Hungarian oil and gas company MOL has enough resources for an acquisition worth over $1 billion and is examining expansion targets in the region including Polish oil refiner Lotos, MOL chief executive József Molnár told the business daily Napi Gazdaság.

Speaking of the ongoing dispute over its ownership in INA, Molnár said MOL may offer the Croatian government treasury shares in exchange for shares in INA, which “could help toward solving the INA situation.”  Molnár said he regarded the attacks on MOL as part of an internal political warfare in Croatia.

At the moment "organic growth, and within that, quality growth gets more emphasis at MOL than acquisitions," business daily Napi Gazdaság quoted Molnár as saying.

However "we are still looking at opportunities in the region, even with regard to the geographically somewhat distant Lotos," Molnár said.

Poland expects to pick a buyer for its controlling stake in Lotos by early 2012. The government's 53% stake in the Gdansk-based refiner is worth around 3 billion Polish zloty ($1.08 billion) at market prices.

The capability of MOL to take out loans has improved recently since the Hungarian government bought the 21.2% stake in the company from Russian oil and gas company Surgutneftegas for €1.88 billion in a transaction closed on July 6, but "right now there are not too many firms for sale worth buying", the CEO said.

MOL's shares "can come in handy" in a resolution of the situation surrounding the company's Croatian subsidiary INA, and/or in any acquisition attempt whatsoever, Molnár said.

The CEO said MOL expected a gradual increase in fuel consumption, mainly in diesel consumption, where the company sees 3-4% annual growth on a sustained basis, while in petrol it forecasts 1-1.5% consolidated growth across its markets in the region.

MOL, which paid no dividend in the past two years, could return to its previous dividend policy at some point, although "in terms of the majority of our large shareholders, I think they are more interested in the stability (of the dividend) rather than the dividend itself," he said.

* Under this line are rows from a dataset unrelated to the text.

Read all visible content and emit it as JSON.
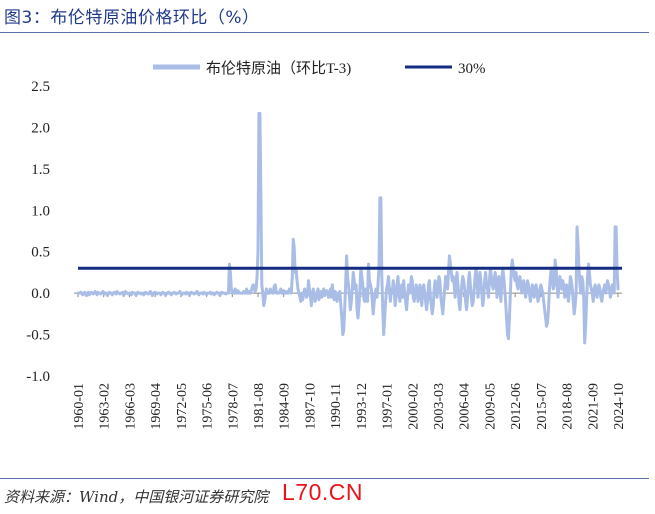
{
  "header": {
    "title": "图3：布伦特原油价格环比（%）"
  },
  "footer": {
    "source": "资料来源：Wind，中国银河证券研究院",
    "watermark": "L70.CN"
  },
  "colors": {
    "series_line": "#a9bde6",
    "threshold_line": "#142d82",
    "title": "#1f3a8a",
    "watermark": "#e8141a"
  },
  "chart_data": {
    "type": "line",
    "title": "",
    "xlabel": "",
    "ylabel": "",
    "ylim": [
      -1.0,
      2.5
    ],
    "yticks": [
      "2.5",
      "2.0",
      "1.5",
      "1.0",
      "0.5",
      "0.0",
      "-0.5",
      "-1.0"
    ],
    "xticks": [
      "1960-01",
      "1963-02",
      "1966-03",
      "1969-04",
      "1972-05",
      "1975-06",
      "1978-07",
      "1981-08",
      "1984-09",
      "1987-10",
      "1990-11",
      "1993-12",
      "1997-01",
      "2000-02",
      "2003-03",
      "2006-04",
      "2009-05",
      "2012-06",
      "2015-07",
      "2018-08",
      "2021-09",
      "2024-10"
    ],
    "legend_position": "top",
    "grid": false,
    "series": [
      {
        "name": "布伦特原油（环比T-3)",
        "x_start": "1960-01",
        "step": "month",
        "values": [
          0.0,
          0.0,
          0.0,
          0.01,
          0.0,
          -0.02,
          -0.01,
          0.01,
          0.0,
          -0.03,
          0.0,
          0.01,
          -0.02,
          0.0,
          0.01,
          0.0,
          -0.01,
          0.0,
          0.02,
          0.0,
          -0.02,
          0.01,
          0.0,
          0.0,
          -0.01,
          0.0,
          0.02,
          0.01,
          -0.01,
          0.0,
          0.0,
          -0.03,
          0.0,
          0.01,
          0.0,
          0.0,
          -0.02,
          0.0,
          0.01,
          0.0,
          -0.01,
          0.02,
          0.0,
          0.0,
          -0.01,
          0.0,
          0.0,
          0.01,
          -0.03,
          0.0,
          0.02,
          0.0,
          0.0,
          -0.01,
          0.0,
          0.0,
          -0.02,
          0.01,
          0.0,
          0.0,
          0.0,
          -0.03,
          0.0,
          0.01,
          0.0,
          0.0,
          -0.01,
          0.0,
          0.0,
          -0.02,
          0.0,
          0.01,
          0.0,
          0.0,
          -0.01,
          0.0,
          0.02,
          0.0,
          -0.03,
          0.0,
          0.0,
          0.01,
          0.0,
          -0.01,
          0.0,
          0.0,
          0.0,
          -0.02,
          0.0,
          0.01,
          0.0,
          0.0,
          -0.03,
          0.0,
          0.0,
          0.01,
          0.0,
          0.0,
          -0.02,
          0.0,
          0.0,
          0.01,
          0.0,
          -0.01,
          0.0,
          0.0,
          0.0,
          0.02,
          0.0,
          -0.02,
          0.0,
          0.0,
          0.0,
          -0.01,
          0.01,
          0.0,
          0.0,
          -0.03,
          0.0,
          0.01,
          0.0,
          0.0,
          -0.01,
          0.0,
          0.0,
          0.02,
          0.0,
          -0.02,
          0.0,
          0.0,
          0.0,
          -0.01,
          0.01,
          0.0,
          0.0,
          -0.02,
          0.0,
          0.0,
          0.0,
          0.01,
          -0.01,
          0.0,
          0.0,
          -0.02,
          0.0,
          0.0,
          0.01,
          0.0,
          0.0,
          -0.03,
          0.0,
          0.01,
          0.0,
          0.0,
          0.0,
          -0.01,
          0.0,
          0.0,
          0.0,
          0.35,
          0.25,
          0.05,
          0.0,
          0.02,
          0.0,
          0.05,
          0.0,
          0.0,
          0.03,
          0.0,
          0.0,
          0.0,
          0.0,
          0.0,
          0.02,
          0.0,
          0.0,
          0.05,
          0.0,
          0.0,
          0.02,
          0.0,
          0.03,
          0.08,
          0.1,
          0.05,
          0.02,
          0.05,
          0.2,
          0.5,
          2.17,
          2.17,
          1.2,
          0.1,
          0.0,
          -0.15,
          -0.1,
          0.0,
          0.05,
          0.0,
          0.0,
          0.0,
          0.05,
          0.02,
          0.0,
          0.0,
          0.08,
          0.1,
          0.03,
          0.0,
          0.0,
          0.0,
          0.02,
          0.05,
          0.0,
          0.0,
          0.03,
          0.0,
          0.0,
          0.02,
          0.0,
          0.0,
          0.05,
          0.03,
          0.0,
          0.2,
          0.65,
          0.55,
          0.25,
          0.3,
          0.15,
          0.05,
          0.0,
          -0.05,
          -0.1,
          0.0,
          -0.08,
          0.0,
          0.05,
          0.0,
          -0.05,
          -0.02,
          0.15,
          0.05,
          -0.02,
          -0.15,
          -0.03,
          0.05,
          0.0,
          -0.1,
          -0.05,
          0.0,
          0.05,
          -0.08,
          0.0,
          0.02,
          -0.05,
          0.0,
          0.05,
          -0.03,
          0.0,
          0.03,
          0.0,
          -0.05,
          0.0,
          0.05,
          -0.05,
          0.1,
          0.0,
          -0.08,
          0.02,
          0.0,
          -0.1,
          -0.05,
          0.0,
          0.02,
          -0.15,
          -0.3,
          -0.5,
          -0.45,
          -0.2,
          0.1,
          0.45,
          0.2,
          0.1,
          -0.05,
          -0.2,
          -0.1,
          0.05,
          0.25,
          0.15,
          0.05,
          0.1,
          -0.2,
          -0.3,
          -0.15,
          0.05,
          0.3,
          0.2,
          0.1,
          -0.05,
          -0.1,
          0.05,
          0.0,
          -0.1,
          0.35,
          0.15,
          0.1,
          0.05,
          -0.1,
          -0.25,
          -0.1,
          0.0,
          0.05,
          -0.05,
          0.1,
          0.3,
          1.15,
          1.15,
          0.2,
          -0.2,
          -0.5,
          -0.3,
          -0.1,
          0.05,
          0.1,
          0.2,
          0.05,
          -0.1,
          0.05,
          0.0,
          0.15,
          0.05,
          -0.15,
          -0.05,
          0.1,
          0.2,
          0.0,
          -0.1,
          0.05,
          0.1,
          -0.05,
          0.15,
          0.0,
          -0.1,
          -0.2,
          -0.05,
          0.1,
          0.0,
          0.05,
          0.2,
          0.15,
          -0.05,
          -0.1,
          0.0,
          0.1,
          0.05,
          -0.1,
          -0.05,
          0.1,
          0.0,
          -0.15,
          0.05,
          0.1,
          0.0,
          -0.1,
          -0.2,
          -0.1,
          0.1,
          0.15,
          -0.05,
          -0.15,
          -0.25,
          -0.15,
          0.05,
          0.15,
          0.05,
          -0.05,
          0.1,
          0.2,
          0.15,
          -0.05,
          -0.15,
          -0.25,
          -0.1,
          0.05,
          0.2,
          0.15,
          0.05,
          0.25,
          0.45,
          0.35,
          0.25,
          0.15,
          0.2,
          0.1,
          -0.05,
          0.15,
          0.25,
          0.1,
          -0.1,
          -0.2,
          -0.05,
          0.1,
          0.2,
          0.15,
          0.05,
          -0.1,
          -0.2,
          -0.05,
          0.15,
          0.25,
          0.1,
          -0.05,
          -0.15,
          -0.1,
          0.05,
          0.2,
          0.3,
          0.15,
          -0.05,
          0.1,
          0.25,
          0.15,
          0.0,
          -0.15,
          -0.05,
          0.15,
          0.25,
          0.1,
          0.05,
          -0.05,
          0.15,
          0.3,
          0.2,
          0.1,
          0.05,
          0.15,
          0.25,
          0.15,
          -0.05,
          0.1,
          0.2,
          0.05,
          -0.1,
          0.15,
          0.3,
          0.2,
          0.05,
          -0.1,
          -0.3,
          -0.5,
          -0.55,
          -0.3,
          0.0,
          0.3,
          0.4,
          0.3,
          0.2,
          0.15,
          0.25,
          0.1,
          0.05,
          0.15,
          0.2,
          0.1,
          0.0,
          0.1,
          0.15,
          0.05,
          -0.05,
          0.05,
          0.15,
          0.1,
          0.0,
          -0.1,
          0.0,
          0.1,
          0.05,
          -0.05,
          0.05,
          0.1,
          0.0,
          -0.1,
          -0.05,
          0.05,
          0.1,
          0.05,
          0.0,
          -0.1,
          -0.2,
          -0.3,
          -0.4,
          -0.35,
          -0.2,
          0.05,
          0.2,
          0.3,
          0.15,
          0.05,
          0.1,
          0.4,
          0.3,
          0.1,
          -0.05,
          0.1,
          0.2,
          0.1,
          0.05,
          0.15,
          0.1,
          -0.05,
          0.05,
          0.1,
          0.0,
          -0.1,
          0.05,
          0.2,
          0.15,
          0.05,
          -0.1,
          -0.25,
          -0.15,
          0.0,
          0.8,
          0.6,
          0.3,
          0.1,
          0.0,
          0.2,
          0.15,
          -0.05,
          -0.6,
          -0.4,
          -0.1,
          0.2,
          0.35,
          0.25,
          0.1,
          0.05,
          0.0,
          -0.1,
          0.05,
          0.1,
          0.0,
          -0.05,
          0.05,
          0.1,
          0.05,
          -0.05,
          -0.1,
          0.0,
          0.05,
          0.1,
          0.0,
          0.05,
          0.15,
          0.1,
          0.05,
          -0.05,
          0.0,
          0.1,
          0.05,
          0.0,
          0.8,
          0.8,
          0.3,
          0.05
        ]
      },
      {
        "name": "30%",
        "constant": 0.3
      }
    ]
  }
}
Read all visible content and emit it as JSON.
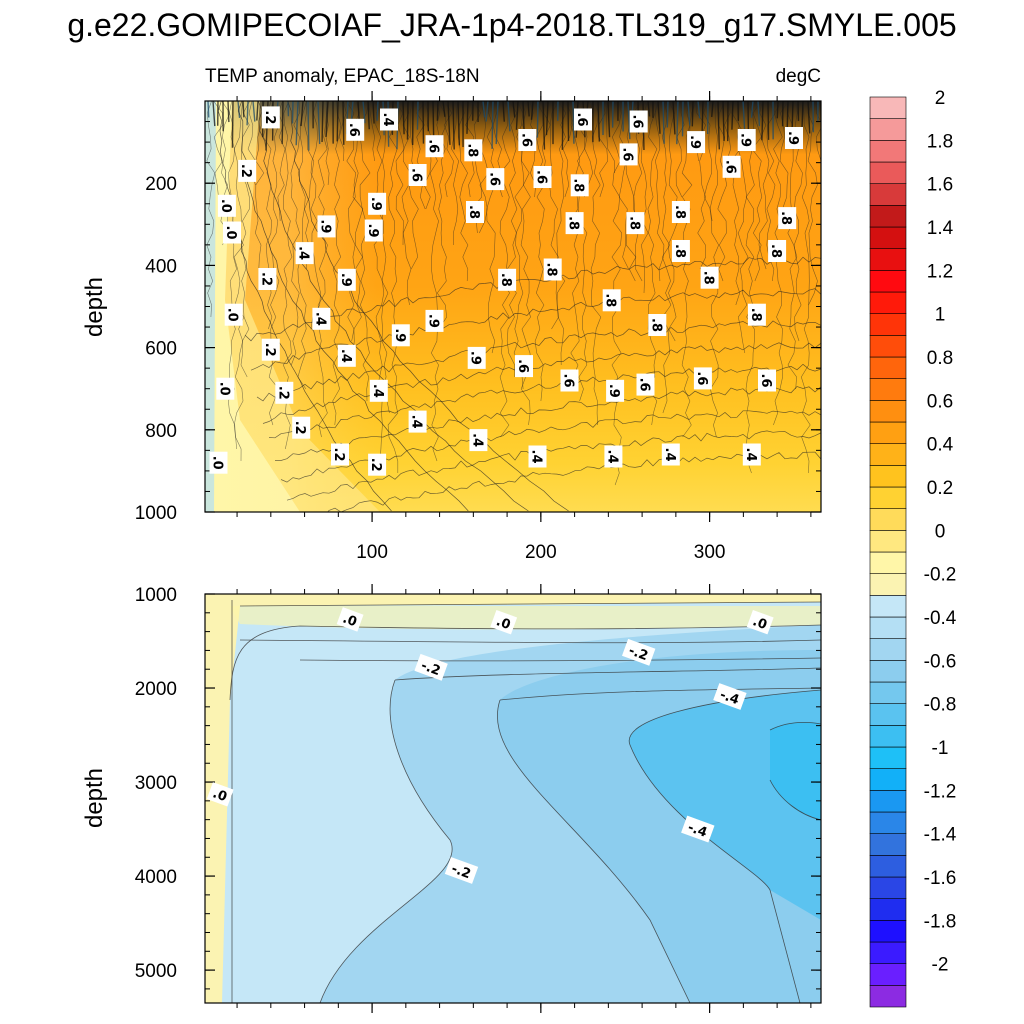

"In the future MOL can get nearer to its previously set dividend policy."

Answering a question relating to earlier implications that the company expects the Hungarian government to decide how and for what it wants to use its MOL shares, Molnár emphasized that the company "should work in the interest of its shareholders and the profit, regardless of any other consideration".

"MOL's got to have balanced relations with the government whether it is a shareholder or not", the CEO added.